Die von den Polizeibeamten P. und G. durchgeführte vorläufige Unterbringung war auch zur Überzeugung des Senats rechtmäßig. Sie beruhte auf der einstweiligen Anordnung gemäß §§ 1 und 2 Baden-Württembergisches Unterbringungsgesetz (BW-UBG) in Verbindung mit §§ 331 und 332 Gesetz über das Verfahren in Familiensachen und in den Angelegenheiten der freiwilligen Gerichtsbarkeit (FamFG). In Ausführung dieses Beschlusses des Amtsgerichts H. - Betreuungsgericht - vom 29.07.2010 haben die beiden Polizeibeamten auf einer gesetzlichen Eingriffsgrundlage gehandelt. Zweifel hinsichtlich der sachlichen und örtlichen Zuständigkeit der Polizeibeamten zum Eingreifen bestehen ebenso wenig wie solche an der Einhaltung vorgeschriebener Förmlichkeiten.
Die Polizeibeamten haben dem Kläger auch - wie dieser selbst einräumt - den Beschluss eröffnet und ihn - mehrfach - zum freiwilligen Mitgehen aufgefordert. Dem hat der Kläger nicht Folge geleistet, so dass er gegen seinen Willen ins Klinikum verbracht werden musste. Auch diese Zuführung ist ausdrücklich in dem Beschluss angeordnet worden, da "vorhersehbar ist, dass der Betroffene sich nicht freiwillig in das Klinikum am W. begeben wird".
Dass die Polizeibeamten dabei unmittelbaren Zwang angewendet haben, ist durch die Anordnung von Gewaltanwendung bei Widersetzen der Zuführung ebenfalls gerechtfertigt, so dass es auch zur Überzeugung des Senats an einer rechtswidrigen Tat fehlt.
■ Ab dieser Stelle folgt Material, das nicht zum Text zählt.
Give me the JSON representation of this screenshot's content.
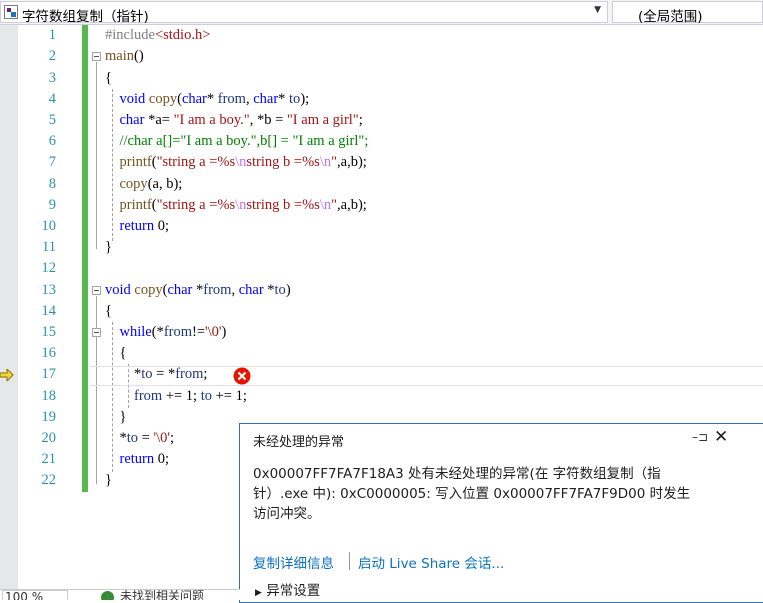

Der Kläger hat selbst eingeräumt, dass er der Aufforderung keine Folge leisten und in seine Wohnung zurück wollte. Angesichts der bei dem Kläger aufgrund der amtsärztlichen Untersuchung festgestellten Fremd- und Eigengefährdung mussten ihm das die Polizeibeamten verwehren. Denn es bestand zumindest begründet Fluchtgefahr, deswegen war bei der Einsatzplanung die Sicherung des Gebäudes auf der Rückseite berücksichtigt und ein Zugriff von 4 Polizeibeamten veranlasst worden. Des Weiteren musste mit einer Eskalation gerechnet werden, die bereits ihren Anfang in den vom Kläger eingeräumten und im Übrigen während des gesamten Verfahrens fortgeführten verbalen Aggressionen gegen die Polizeibeamten fand. Deswegen bestand mit hoher Wahrscheinlichkeit auch die akute Gefahr einer Fremd- und Eigengefährdung, die ebenfalls die Anwendung des unmittelbaren Zwangs rechtfertigte. Dass noch Geräte in der Wohnung abzuschalten waren, haben die Polizeibeamten hinsichtlich des Computers bestätigt und das auch veranlasst. Insofern bestand keine Notwendigkeit, den Kläger die Abschaltung selbst vornehmem zu lassen, zumal die Polizeibeamten nicht ausschließen konnten, dass der Kläger flieht oder sich oder andere gefährdet. Dass noch weitere Geräte hätten ausgeschaltet werden müssen, hat der Kläger zwar behauptet, deren Defekt aufgrund Nichtabschaltung nie belegt.
Zweifel an der Ordnungsgemäßheit der von den beiden Polizeibeamten im Zeitpunkt ihres Handelns getroffenen Ermessensentscheidung, den Kläger an einer Rückkehr in seine Wohnung zu hindern, bestehen mithin nicht. Nach alledem handelt es sich bei den von den Polizeibeamten P. und G. am 29.07.2010 gegen den Kläger gerichteten Maßnahmen nicht um vorsätzliche, rechtswidrige tätliche Angriffe. Sie haben gegenüber dem Kläger weder in feindseliger Willensrichtung noch rechtswidrig gehandelt.
Die Kostenentscheidung beruht auf § 193 SGG.
Die Revision war nicht zuzulassen, da die Voraussetzungen des § 160 Abs. 2 SGG nicht vorliegen.